Any help would be great :)

dsmic commented 2 years ago

Just in case somebody also has this problem, datasets have to be reshaped

def load_mnist_data(n_training_samples, n_testing_samples):

    # read CIFAR10 data
    (x, y), (x_test, y_test) = mnist.load_data()

    y = np_utils.to_categorical(y, 10)
    y_test = np_utils.to_categorical(y_test, 10)
    x = x.astype('float32')
    x_test = x_test.astype('float32')

    index_train = np.arange(x.shape[0])
    np.random.shuffle(index_train)

    index_test = np.arange(x_test.shape[0])
    np.random.shuffle(index_test)

    x_train = x[index_train[0:n_training_samples], :]
    y_train = y[index_train[0:n_training_samples], :]

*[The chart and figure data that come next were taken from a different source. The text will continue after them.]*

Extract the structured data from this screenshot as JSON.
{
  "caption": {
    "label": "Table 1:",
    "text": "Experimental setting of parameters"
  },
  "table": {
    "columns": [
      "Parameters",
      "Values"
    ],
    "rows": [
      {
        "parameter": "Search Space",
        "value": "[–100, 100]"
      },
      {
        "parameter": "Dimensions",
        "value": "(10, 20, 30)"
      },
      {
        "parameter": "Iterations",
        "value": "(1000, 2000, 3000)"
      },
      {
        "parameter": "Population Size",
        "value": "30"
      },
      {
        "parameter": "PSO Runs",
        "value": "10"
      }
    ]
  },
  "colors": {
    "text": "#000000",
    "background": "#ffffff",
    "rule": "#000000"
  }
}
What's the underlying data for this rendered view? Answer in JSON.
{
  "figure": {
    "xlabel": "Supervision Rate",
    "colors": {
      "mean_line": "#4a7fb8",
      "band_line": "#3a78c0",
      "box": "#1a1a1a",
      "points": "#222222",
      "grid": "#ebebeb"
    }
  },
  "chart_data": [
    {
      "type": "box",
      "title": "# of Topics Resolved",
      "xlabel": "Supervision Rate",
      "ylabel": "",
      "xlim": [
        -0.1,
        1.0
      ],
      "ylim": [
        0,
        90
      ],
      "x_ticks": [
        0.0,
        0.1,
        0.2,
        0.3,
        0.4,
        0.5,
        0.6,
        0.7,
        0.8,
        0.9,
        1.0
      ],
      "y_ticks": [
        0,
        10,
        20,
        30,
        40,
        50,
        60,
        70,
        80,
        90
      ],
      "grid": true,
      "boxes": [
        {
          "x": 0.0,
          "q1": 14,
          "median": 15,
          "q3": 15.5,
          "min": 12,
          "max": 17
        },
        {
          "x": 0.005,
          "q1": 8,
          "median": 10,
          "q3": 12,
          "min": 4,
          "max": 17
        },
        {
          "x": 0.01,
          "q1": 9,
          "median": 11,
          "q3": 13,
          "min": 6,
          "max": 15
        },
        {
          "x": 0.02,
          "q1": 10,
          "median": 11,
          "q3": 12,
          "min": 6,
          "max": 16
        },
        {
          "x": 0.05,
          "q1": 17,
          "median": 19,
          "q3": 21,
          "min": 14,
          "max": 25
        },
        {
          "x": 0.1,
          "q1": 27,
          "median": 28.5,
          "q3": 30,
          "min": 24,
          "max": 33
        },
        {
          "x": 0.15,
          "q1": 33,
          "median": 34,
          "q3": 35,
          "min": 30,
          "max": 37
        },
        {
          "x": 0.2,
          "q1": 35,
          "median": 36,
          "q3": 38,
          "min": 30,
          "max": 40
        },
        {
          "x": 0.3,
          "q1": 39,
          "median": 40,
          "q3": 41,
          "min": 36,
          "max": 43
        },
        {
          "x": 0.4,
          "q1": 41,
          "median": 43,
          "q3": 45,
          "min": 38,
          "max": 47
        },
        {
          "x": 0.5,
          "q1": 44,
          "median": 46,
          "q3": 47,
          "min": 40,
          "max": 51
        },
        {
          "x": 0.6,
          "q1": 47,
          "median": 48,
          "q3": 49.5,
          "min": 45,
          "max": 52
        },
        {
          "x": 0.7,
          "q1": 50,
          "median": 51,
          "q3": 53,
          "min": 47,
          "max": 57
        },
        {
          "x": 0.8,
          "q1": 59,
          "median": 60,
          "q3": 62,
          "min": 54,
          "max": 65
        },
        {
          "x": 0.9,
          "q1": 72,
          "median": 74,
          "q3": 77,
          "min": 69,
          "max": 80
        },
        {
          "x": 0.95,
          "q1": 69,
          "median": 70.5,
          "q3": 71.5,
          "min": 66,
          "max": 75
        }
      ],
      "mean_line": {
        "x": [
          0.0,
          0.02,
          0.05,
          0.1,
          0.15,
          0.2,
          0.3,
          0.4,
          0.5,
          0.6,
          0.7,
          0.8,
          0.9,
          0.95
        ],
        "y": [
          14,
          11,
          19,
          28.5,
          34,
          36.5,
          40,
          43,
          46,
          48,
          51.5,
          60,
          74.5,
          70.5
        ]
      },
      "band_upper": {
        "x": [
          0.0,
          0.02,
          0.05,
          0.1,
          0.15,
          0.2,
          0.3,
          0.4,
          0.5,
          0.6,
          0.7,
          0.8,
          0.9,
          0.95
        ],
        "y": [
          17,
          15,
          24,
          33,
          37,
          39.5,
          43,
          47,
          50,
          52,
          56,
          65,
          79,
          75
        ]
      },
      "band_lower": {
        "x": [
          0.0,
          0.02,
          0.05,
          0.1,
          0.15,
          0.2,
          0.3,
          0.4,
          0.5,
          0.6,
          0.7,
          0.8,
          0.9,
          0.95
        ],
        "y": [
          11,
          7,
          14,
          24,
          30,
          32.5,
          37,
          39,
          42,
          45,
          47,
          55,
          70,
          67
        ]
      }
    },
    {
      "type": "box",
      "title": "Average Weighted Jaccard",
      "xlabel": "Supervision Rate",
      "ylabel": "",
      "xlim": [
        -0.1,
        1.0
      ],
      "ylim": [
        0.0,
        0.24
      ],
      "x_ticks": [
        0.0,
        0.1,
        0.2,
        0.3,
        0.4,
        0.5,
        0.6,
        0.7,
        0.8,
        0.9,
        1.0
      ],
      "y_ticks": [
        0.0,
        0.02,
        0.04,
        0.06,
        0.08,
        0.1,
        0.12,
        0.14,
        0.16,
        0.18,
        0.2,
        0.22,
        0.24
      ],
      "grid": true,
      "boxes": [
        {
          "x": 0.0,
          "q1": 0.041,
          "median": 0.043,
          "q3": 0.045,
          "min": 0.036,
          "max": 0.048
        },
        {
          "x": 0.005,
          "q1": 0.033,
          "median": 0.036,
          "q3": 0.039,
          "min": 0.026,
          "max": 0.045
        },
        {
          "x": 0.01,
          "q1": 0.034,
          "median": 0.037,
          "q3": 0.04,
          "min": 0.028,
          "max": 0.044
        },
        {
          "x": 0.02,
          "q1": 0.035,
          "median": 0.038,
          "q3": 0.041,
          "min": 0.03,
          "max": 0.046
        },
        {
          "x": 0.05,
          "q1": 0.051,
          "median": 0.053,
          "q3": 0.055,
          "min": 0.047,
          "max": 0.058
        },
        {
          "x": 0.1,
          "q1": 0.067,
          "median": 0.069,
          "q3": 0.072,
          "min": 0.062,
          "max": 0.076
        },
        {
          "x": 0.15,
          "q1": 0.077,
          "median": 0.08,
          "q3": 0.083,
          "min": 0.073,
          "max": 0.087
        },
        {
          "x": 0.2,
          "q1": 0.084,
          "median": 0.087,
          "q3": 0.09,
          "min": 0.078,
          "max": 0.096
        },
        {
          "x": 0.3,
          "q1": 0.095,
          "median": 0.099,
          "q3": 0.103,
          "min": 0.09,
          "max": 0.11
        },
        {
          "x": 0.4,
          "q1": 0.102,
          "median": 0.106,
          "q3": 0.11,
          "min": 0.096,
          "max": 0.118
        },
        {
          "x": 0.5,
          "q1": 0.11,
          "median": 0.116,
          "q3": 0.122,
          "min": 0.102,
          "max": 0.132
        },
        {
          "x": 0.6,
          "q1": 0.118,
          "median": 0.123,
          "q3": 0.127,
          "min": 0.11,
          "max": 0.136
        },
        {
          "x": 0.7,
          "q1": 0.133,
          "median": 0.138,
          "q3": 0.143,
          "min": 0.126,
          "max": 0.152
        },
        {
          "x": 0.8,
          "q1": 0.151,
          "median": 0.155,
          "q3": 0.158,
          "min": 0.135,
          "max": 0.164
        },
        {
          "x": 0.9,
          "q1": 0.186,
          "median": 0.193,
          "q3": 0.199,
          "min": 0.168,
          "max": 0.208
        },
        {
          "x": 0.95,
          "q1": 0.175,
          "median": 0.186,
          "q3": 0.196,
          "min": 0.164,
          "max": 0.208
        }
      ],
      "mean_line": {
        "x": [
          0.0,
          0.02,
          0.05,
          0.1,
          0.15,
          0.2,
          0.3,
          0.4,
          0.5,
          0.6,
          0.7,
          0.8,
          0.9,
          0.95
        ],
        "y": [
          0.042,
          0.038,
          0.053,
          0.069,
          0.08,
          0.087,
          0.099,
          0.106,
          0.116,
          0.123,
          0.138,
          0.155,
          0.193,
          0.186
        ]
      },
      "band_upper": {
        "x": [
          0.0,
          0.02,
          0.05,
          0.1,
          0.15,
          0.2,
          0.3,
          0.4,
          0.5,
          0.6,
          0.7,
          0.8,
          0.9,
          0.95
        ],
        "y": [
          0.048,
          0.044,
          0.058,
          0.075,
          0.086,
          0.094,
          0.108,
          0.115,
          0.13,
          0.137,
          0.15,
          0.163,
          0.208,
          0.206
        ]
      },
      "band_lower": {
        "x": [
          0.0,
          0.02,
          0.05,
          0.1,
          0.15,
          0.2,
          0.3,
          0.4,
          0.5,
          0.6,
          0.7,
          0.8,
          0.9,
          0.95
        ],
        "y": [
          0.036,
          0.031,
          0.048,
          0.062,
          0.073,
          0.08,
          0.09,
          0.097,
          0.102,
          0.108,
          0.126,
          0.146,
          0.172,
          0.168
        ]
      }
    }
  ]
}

    x_test = x_test[index_test[0:n_testing_samples], :]
    y_test = y_test[index_test[0:n_testing_samples], :]

    # Normalize data
    x_train = x_train / 255.
    x_test = x_test / 255.
    x_train = x_train.astype('float32')
    x_test = x_test.astype('float32')
    y_test = y_test.astype('float32')
    y_train = y_train.astype('float32')
    x_train = x_train.reshape(-1,28*28)
    x_test = x_test.reshape(-1,28*28)

    return x_train, y_train, x_test, y_test

or the model can be fixed, which seems to run cifar10 as well

        for i in range(1, self.n_layers):
            a[i] = a[i].reshape(a[i].shape[0], -1)
            z[i + 1] = a[i] @ self.w[i] + self.b[i]
            a[i + 1] = self.activations[i + 1].activation(z[i + 1])